Das Wochenende zwischen den beiden Behandlungswochen war Freizeit gewesen.

Am Samstag besuchte ich zusammen mit den Kehls das Museum des ehemaligen Konzentrationslagers in Tarrafal, danach erkundete ich die nähere Umgebung mit einem geliehenen Mountainbike. Am Sonntag ließ ich mir den gesamten Nordteil der Insel von dem Fahrer eines Sammeltaxis zeigen. Unser Pensionswirt Sabri Sabronze war so freundlich, mir beides zu organisieren.

Am Samstag, nach dem Frühstück, ging der Transfer zurück nach Praia, wo wieder organisatorische Arbeit für Wolfgang Kehl anstand.
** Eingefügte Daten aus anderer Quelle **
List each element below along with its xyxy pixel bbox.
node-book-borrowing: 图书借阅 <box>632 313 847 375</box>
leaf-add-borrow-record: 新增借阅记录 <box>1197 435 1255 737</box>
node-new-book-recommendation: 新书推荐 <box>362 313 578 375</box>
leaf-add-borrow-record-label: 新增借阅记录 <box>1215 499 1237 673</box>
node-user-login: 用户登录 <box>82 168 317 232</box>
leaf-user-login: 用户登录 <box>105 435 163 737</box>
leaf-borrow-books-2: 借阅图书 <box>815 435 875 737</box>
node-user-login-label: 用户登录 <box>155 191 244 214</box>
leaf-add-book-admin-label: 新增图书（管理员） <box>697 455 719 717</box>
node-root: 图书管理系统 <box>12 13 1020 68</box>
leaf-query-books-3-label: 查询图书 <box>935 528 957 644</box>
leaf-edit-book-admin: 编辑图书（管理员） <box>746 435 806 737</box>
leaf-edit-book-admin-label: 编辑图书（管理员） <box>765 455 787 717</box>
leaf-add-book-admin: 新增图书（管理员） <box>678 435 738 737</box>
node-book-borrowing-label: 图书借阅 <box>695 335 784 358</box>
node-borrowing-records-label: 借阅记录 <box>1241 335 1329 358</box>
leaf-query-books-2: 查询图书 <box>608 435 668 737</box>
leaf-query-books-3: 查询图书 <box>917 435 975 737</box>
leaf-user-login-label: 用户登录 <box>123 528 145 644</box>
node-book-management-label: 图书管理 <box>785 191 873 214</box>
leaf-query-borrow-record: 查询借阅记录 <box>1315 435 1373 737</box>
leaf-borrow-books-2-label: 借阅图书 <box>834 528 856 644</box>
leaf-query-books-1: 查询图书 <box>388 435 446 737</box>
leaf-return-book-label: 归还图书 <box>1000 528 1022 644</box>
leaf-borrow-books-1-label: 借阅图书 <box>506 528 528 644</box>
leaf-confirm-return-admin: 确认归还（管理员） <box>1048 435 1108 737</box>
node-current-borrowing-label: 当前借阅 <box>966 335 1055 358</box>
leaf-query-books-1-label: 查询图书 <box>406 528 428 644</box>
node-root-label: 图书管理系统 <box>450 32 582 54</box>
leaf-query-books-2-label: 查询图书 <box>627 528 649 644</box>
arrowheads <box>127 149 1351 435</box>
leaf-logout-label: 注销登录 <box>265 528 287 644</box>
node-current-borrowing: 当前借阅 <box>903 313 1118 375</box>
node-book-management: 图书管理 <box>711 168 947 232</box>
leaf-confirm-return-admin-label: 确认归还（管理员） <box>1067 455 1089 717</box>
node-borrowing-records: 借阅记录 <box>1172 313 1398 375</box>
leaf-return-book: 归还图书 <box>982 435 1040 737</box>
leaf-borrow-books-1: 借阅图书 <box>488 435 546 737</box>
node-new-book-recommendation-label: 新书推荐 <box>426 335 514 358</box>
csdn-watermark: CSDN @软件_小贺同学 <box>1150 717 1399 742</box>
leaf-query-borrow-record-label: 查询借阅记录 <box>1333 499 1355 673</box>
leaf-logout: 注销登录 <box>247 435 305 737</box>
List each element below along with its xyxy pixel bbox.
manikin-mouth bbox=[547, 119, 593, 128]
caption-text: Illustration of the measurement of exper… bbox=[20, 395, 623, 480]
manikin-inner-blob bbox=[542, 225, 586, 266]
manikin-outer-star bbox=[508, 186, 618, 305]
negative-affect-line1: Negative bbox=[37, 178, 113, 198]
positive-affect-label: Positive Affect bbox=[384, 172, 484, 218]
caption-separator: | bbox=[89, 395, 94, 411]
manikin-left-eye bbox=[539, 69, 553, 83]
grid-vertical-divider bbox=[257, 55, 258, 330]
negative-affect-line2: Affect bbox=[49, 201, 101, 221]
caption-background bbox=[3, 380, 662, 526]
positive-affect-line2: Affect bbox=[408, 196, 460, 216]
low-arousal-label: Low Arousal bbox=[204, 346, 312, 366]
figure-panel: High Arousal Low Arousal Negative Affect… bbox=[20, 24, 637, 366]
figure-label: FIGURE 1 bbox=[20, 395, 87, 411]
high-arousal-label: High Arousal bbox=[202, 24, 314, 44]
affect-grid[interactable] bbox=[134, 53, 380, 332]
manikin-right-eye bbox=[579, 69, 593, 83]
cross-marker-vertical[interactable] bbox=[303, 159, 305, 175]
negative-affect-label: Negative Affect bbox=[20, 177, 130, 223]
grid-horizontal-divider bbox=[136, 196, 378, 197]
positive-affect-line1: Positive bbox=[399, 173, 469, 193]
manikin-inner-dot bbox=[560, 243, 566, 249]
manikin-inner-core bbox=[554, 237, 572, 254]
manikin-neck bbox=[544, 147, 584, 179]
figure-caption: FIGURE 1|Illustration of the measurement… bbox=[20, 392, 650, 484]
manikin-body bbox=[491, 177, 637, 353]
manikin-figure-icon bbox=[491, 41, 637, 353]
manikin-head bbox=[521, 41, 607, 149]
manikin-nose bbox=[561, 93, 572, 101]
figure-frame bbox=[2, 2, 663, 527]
Wir besichtigten ein Appartement in der Stadt, das für die nächsten Einsätze von der DWLF dauerhaft angemietet werden sollte.

Nach einem guten Abendessen im Restaurant „cinque la musica“, einem Bummel durch die kitschig weihnachtliche Fußgängerzone und einem Abschiedsdrink in einem Straßencafé ging es dann um 11.00 Uhr nachts zum Flughafen zur Heimreise nach Deutschland, wo ich am nächsten Mittag zwar müde, aber mit sehr vielen schönen Eindrücken der vergangenen zwei Wochen wieder ankam.

Dafür bedanke ich mich bei der DWLF, den vielen Ansprechpartnern und Helfern auf den Kapverden und ganz besonders beim Ehepaar Ute und Wolfgang Kehl, mit denen zusammenzuarbeiten mir sehr viel Freude bereitet hat.